Pour vous, le Grand Est n’est pas seulement une aberration économique alors ? C’est un échec sur toute la ligne ?

Oui. Gérard-François Dumont, l’un des plus grands spécialistes de la gouvernance des territoires en France (il a signé la préface de mon livre), m’a suggéré d’enlever le mot économique, car selon lui c’est une aberration à tous les niveaux, pas seulement économique. 

Que répondez-vous à ceux qui disent que, dans le Grand Est, l’Alsace perd son identité ?

À court terme, elle ne l’a pas perdue, il y a même une sorte d’identité de résistance qui s’est installée.

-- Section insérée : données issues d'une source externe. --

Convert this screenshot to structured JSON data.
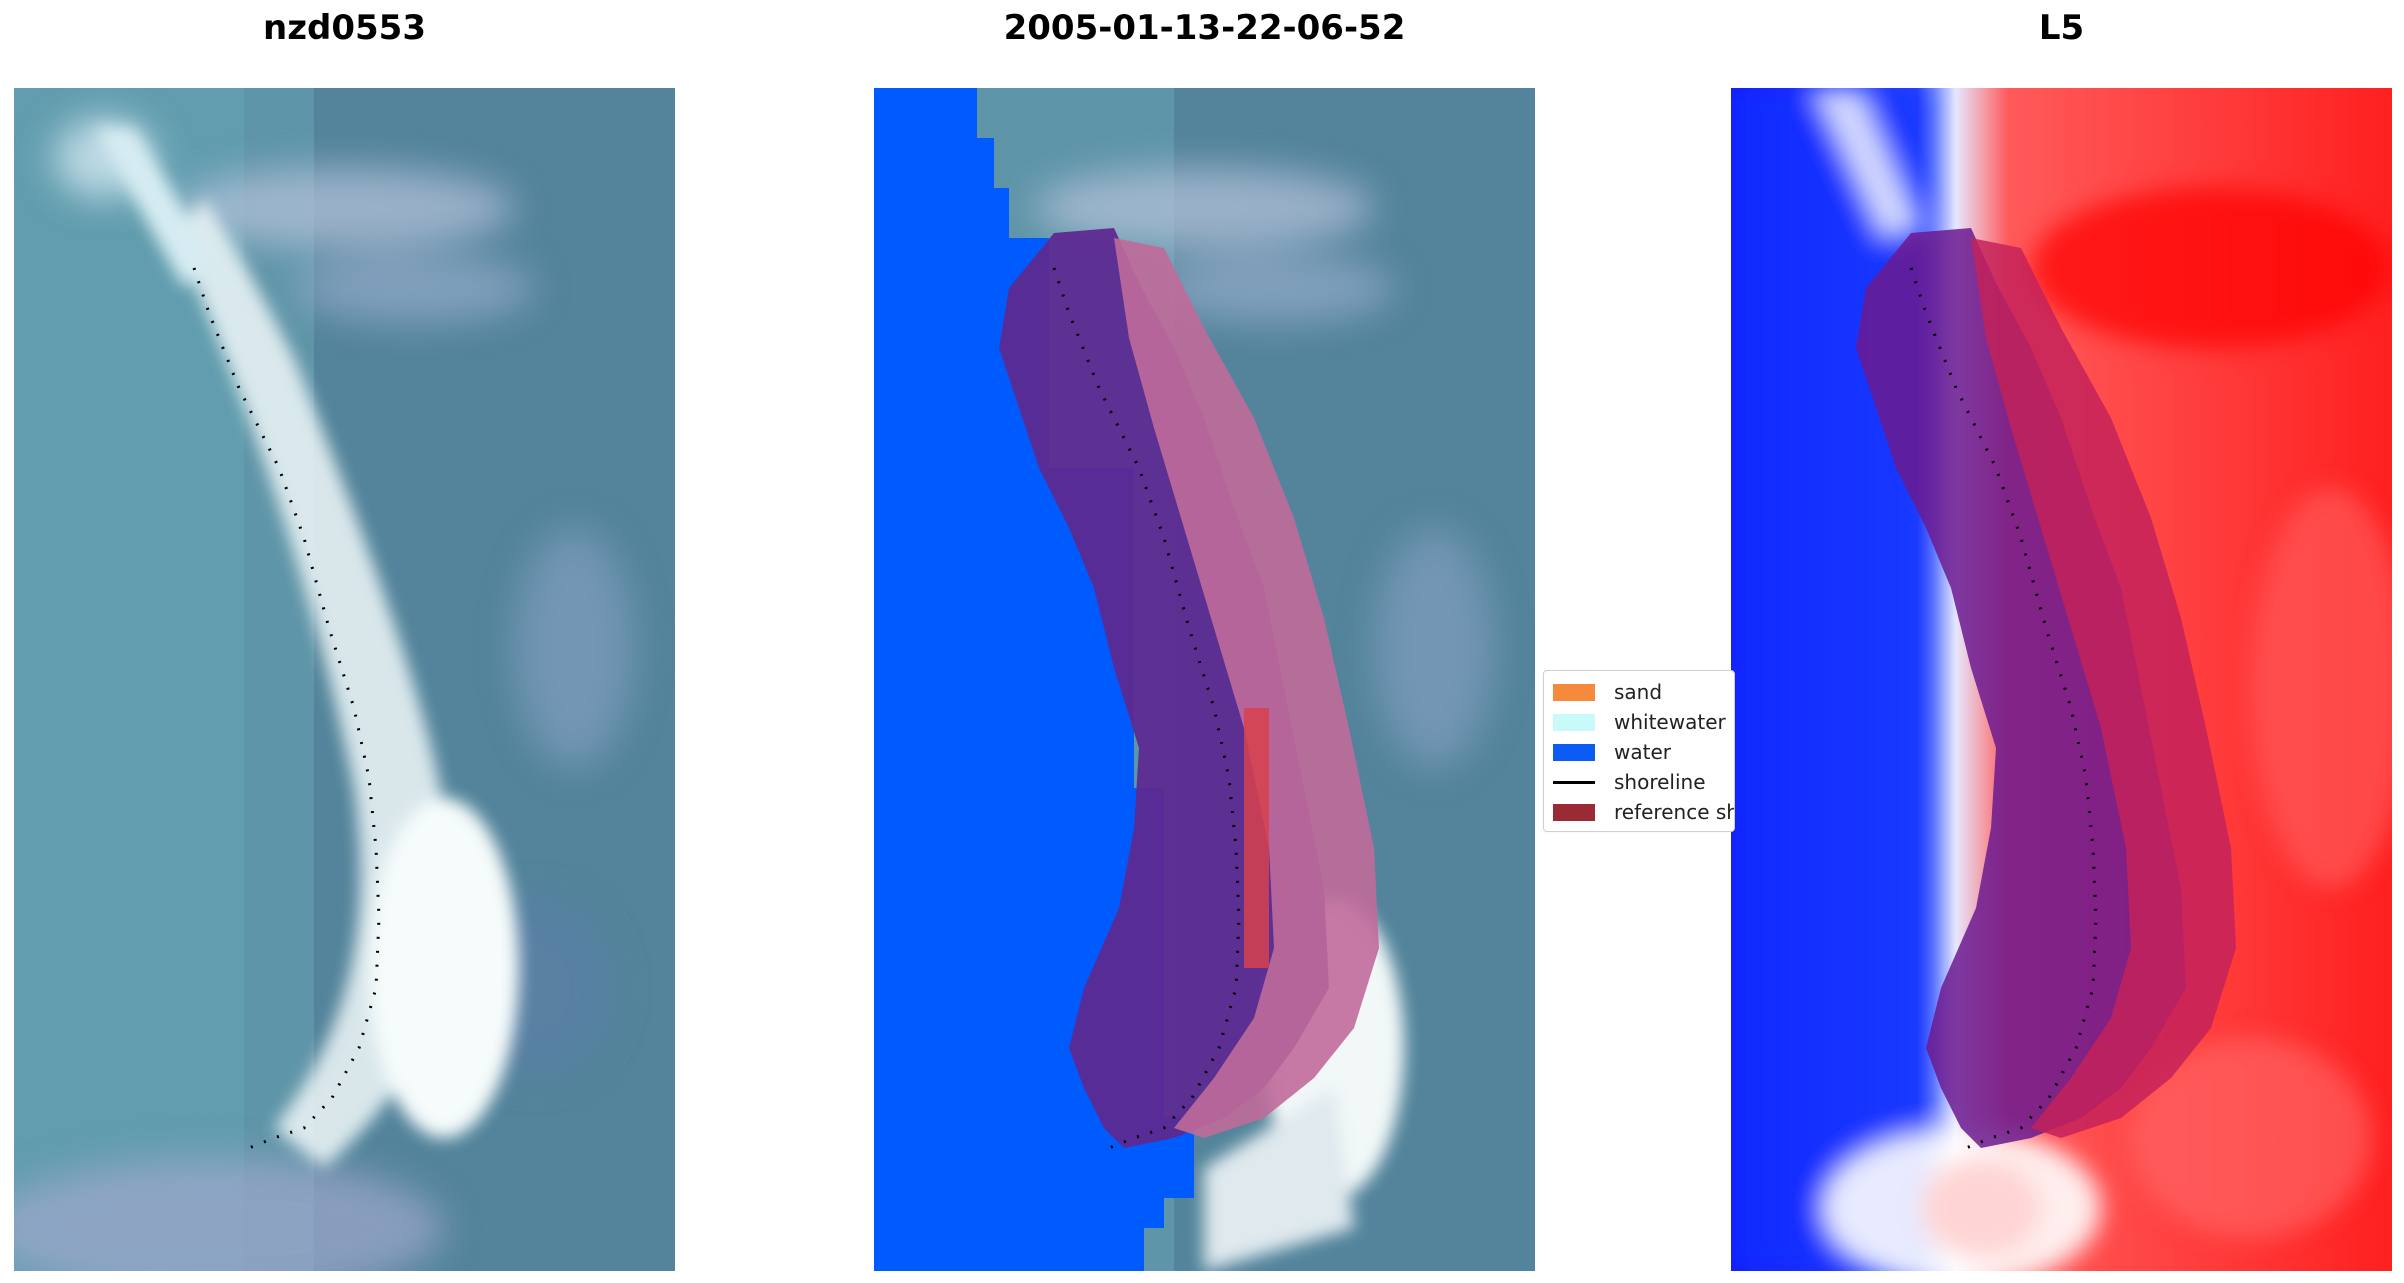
{
  "panels": [
    {
      "title": "nzd0553",
      "kind": "rgb"
    },
    {
      "title": "2005-01-13-22-06-52",
      "kind": "classified"
    },
    {
      "title": "L5",
      "kind": "index"
    }
  ],
  "legend": {
    "items": [
      {
        "label": "sand",
        "color": "#f68a3c",
        "type": "patch"
      },
      {
        "label": "whitewater",
        "color": "#c8fafa",
        "type": "patch"
      },
      {
        "label": "water",
        "color": "#0b5cf5",
        "type": "patch"
      },
      {
        "label": "shoreline",
        "color": "#000000",
        "type": "line"
      },
      {
        "label": "reference shoreline buffer",
        "color": "#9a2a33",
        "type": "patch"
      }
    ]
  },
  "colors": {
    "ocean": "#5f95a8",
    "water_class": "#005bff",
    "buffer": "#6e1f86",
    "index_positive": "#ff1a1a",
    "index_negative": "#0d1bff"
  }
}
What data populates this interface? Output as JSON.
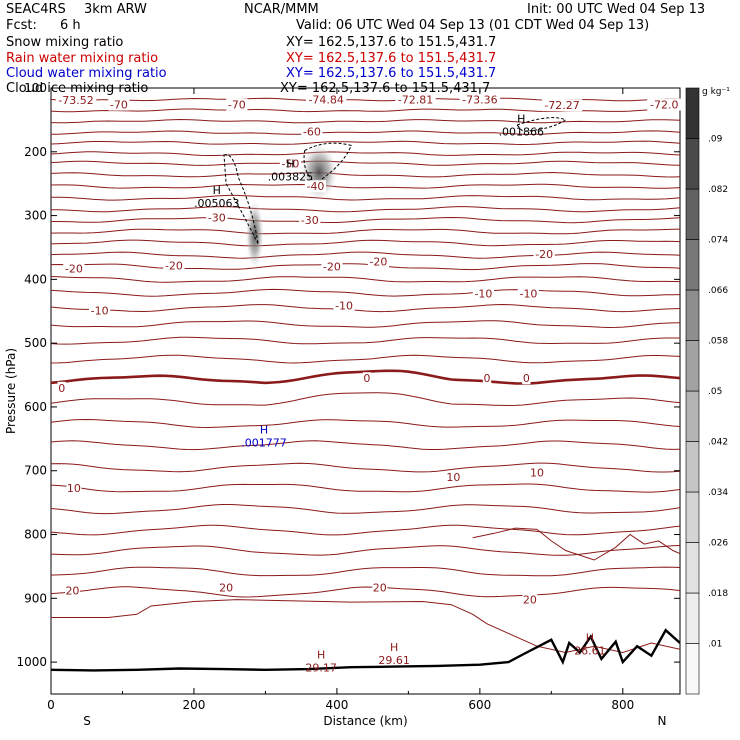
{
  "header": {
    "model": "SEAC4RS",
    "resolution": "3km ARW",
    "center": "NCAR/MMM",
    "init": "Init: 00 UTC Wed 04 Sep 13",
    "fcst_label": "Fcst:",
    "fcst_value": "6 h",
    "valid": "Valid: 06 UTC Wed 04 Sep 13 (01 CDT Wed 04 Sep 13)",
    "fields": [
      {
        "name": "Snow mixing ratio",
        "xy": "XY= 162.5,137.6 to 151.5,431.7",
        "color": "#000000"
      },
      {
        "name": "Rain water mixing ratio",
        "xy": "XY= 162.5,137.6 to 151.5,431.7",
        "color": "#cc0000"
      },
      {
        "name": "Cloud water mixing ratio",
        "xy": "XY= 162.5,137.6 to 151.5,431.7",
        "color": "#0000cc"
      },
      {
        "name": "Cloud ice mixing ratio",
        "xy": "XY= 162.5,137.6 to 151.5,431.7",
        "color": "#000000"
      }
    ]
  },
  "chart_data": {
    "type": "contour_cross_section",
    "xlabel": "Distance (km)",
    "ylabel": "Pressure (hPa)",
    "xlim": [
      0,
      880
    ],
    "ylim": [
      1050,
      100
    ],
    "x_ticks": [
      "0",
      "200",
      "400",
      "600",
      "800"
    ],
    "y_ticks": [
      "100",
      "200",
      "300",
      "400",
      "500",
      "600",
      "700",
      "800",
      "900",
      "1000"
    ],
    "left_end_label": "S",
    "right_end_label": "N",
    "colorbar": {
      "unit": "g kg⁻¹",
      "levels": [
        ".01",
        ".018",
        ".026",
        ".034",
        ".042",
        ".05",
        ".058",
        ".066",
        ".074",
        ".082",
        ".09"
      ],
      "colors": [
        "#f8f8f8",
        "#ededed",
        "#e2e2e2",
        "#d4d4d4",
        "#c5c5c5",
        "#b4b4b4",
        "#a2a2a2",
        "#8e8e8e",
        "#787878",
        "#626262",
        "#4a4a4a",
        "#333333"
      ]
    },
    "temperature_contour_color": "#8b1a1a",
    "temperature_contour_labels": [
      {
        "text": "-73.52",
        "x": 35,
        "p": 119
      },
      {
        "text": "-70",
        "x": 95,
        "p": 126
      },
      {
        "text": "-70",
        "x": 260,
        "p": 126
      },
      {
        "text": "-74.84",
        "x": 385,
        "p": 118
      },
      {
        "text": "-72.81",
        "x": 510,
        "p": 118
      },
      {
        "text": "-73.36",
        "x": 600,
        "p": 118
      },
      {
        "text": "-72.27",
        "x": 715,
        "p": 127
      },
      {
        "text": "-72.0",
        "x": 858,
        "p": 126
      },
      {
        "text": "-60",
        "x": 365,
        "p": 168
      },
      {
        "text": "-50",
        "x": 335,
        "p": 218
      },
      {
        "text": "-40",
        "x": 370,
        "p": 254
      },
      {
        "text": "-30",
        "x": 232,
        "p": 303
      },
      {
        "text": "-30",
        "x": 362,
        "p": 307
      },
      {
        "text": "-20",
        "x": 32,
        "p": 383
      },
      {
        "text": "-20",
        "x": 172,
        "p": 378
      },
      {
        "text": "-20",
        "x": 393,
        "p": 380
      },
      {
        "text": "-20",
        "x": 458,
        "p": 372
      },
      {
        "text": "-20",
        "x": 690,
        "p": 360
      },
      {
        "text": "-10",
        "x": 68,
        "p": 449
      },
      {
        "text": "-10",
        "x": 410,
        "p": 441
      },
      {
        "text": "-10",
        "x": 605,
        "p": 422
      },
      {
        "text": "-10",
        "x": 668,
        "p": 422
      },
      {
        "text": "0",
        "x": 15,
        "p": 570
      },
      {
        "text": "0",
        "x": 442,
        "p": 555
      },
      {
        "text": "0",
        "x": 610,
        "p": 555
      },
      {
        "text": "0",
        "x": 665,
        "p": 555
      },
      {
        "text": "10",
        "x": 32,
        "p": 727
      },
      {
        "text": "10",
        "x": 563,
        "p": 710
      },
      {
        "text": "10",
        "x": 680,
        "p": 703
      },
      {
        "text": "20",
        "x": 30,
        "p": 888
      },
      {
        "text": "20",
        "x": 245,
        "p": 883
      },
      {
        "text": "20",
        "x": 460,
        "p": 883
      },
      {
        "text": "20",
        "x": 670,
        "p": 902
      }
    ],
    "extrema": [
      {
        "marker": "H",
        "value": ".005063",
        "x": 232,
        "p": 282,
        "color": "#000000"
      },
      {
        "marker": "H",
        "value": ".003825",
        "x": 335,
        "p": 240,
        "color": "#000000"
      },
      {
        "marker": "H",
        "value": ".001866",
        "x": 658,
        "p": 170,
        "color": "#000000"
      },
      {
        "marker": "H",
        "value": ".001777",
        "x": 298,
        "p": 657,
        "color": "#0000cc"
      },
      {
        "marker": "H",
        "value": "29.17",
        "x": 378,
        "p": 1010,
        "color": "#8b1a1a"
      },
      {
        "marker": "H",
        "value": "29.61",
        "x": 480,
        "p": 998,
        "color": "#8b1a1a"
      },
      {
        "marker": "H",
        "value": "26.61",
        "x": 754,
        "p": 983,
        "color": "#8b1a1a"
      }
    ]
  }
}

Mais on peut constater que les identités les plus vivantes se trouvent dans les régions qui disposent d’un support institutionnel. Depuis la chute du mur de Berlin, et des enquêtes sont faites régulièrement, alors que l’identité à l’Est était forte, on observe une progressive convergence vers les valeurs et des mentalités de l’Allemagne de l’Ouest. Les chercheurs estiment que dans deux générations l’identité de l’Est aura disparu. Les chocs institutionnels modifient les identités, tout comme les identités modifient les institutions en formant des politiques publiques ou des systèmes adaptés au niveau local. L’identité, c’est aussi la manière dont on est perçu ailleurs. Si les autres ne nous voient plus, cela affaiblit l’identité. 

Mais trop « d’identité », c’est aussi un danger !

Le fait de vouloir supprimer des régions historiques provoque de l’aigreur dans les cœurs. Heureusement en Alsace nous sommes pacifistes, mais le risque c’est la rébellion, quand on fait des réformes absurdes, que les gens ne comprennent pas. On a créé des conflits là où il n’y en avait pas. Le problème c’est de ne pas avoir respecté les identités. En Alsace, on ne peut pas dire que l’on s’en fout des autres. On le voit, nous sommes dans la coopération rhénane, nous sommes dans cette dynamique, et c’est plutôt une chance pour la France et l’Europe d’avoir une identité vivante en Alsace. 

Êtes-vous fier de votre livre ?

J’en serais fier s’il pousse le gouvernement à faire des réformes utiles. Si c’est juste pour écrire un livre et avoir mon nom sur un bouquin, ça ne sert à rien. Je recherche l’efficacité. C’est une contribution, une invitation à arrêter les réformes farfelues, pour améliorer le fonctionnement de notre pays.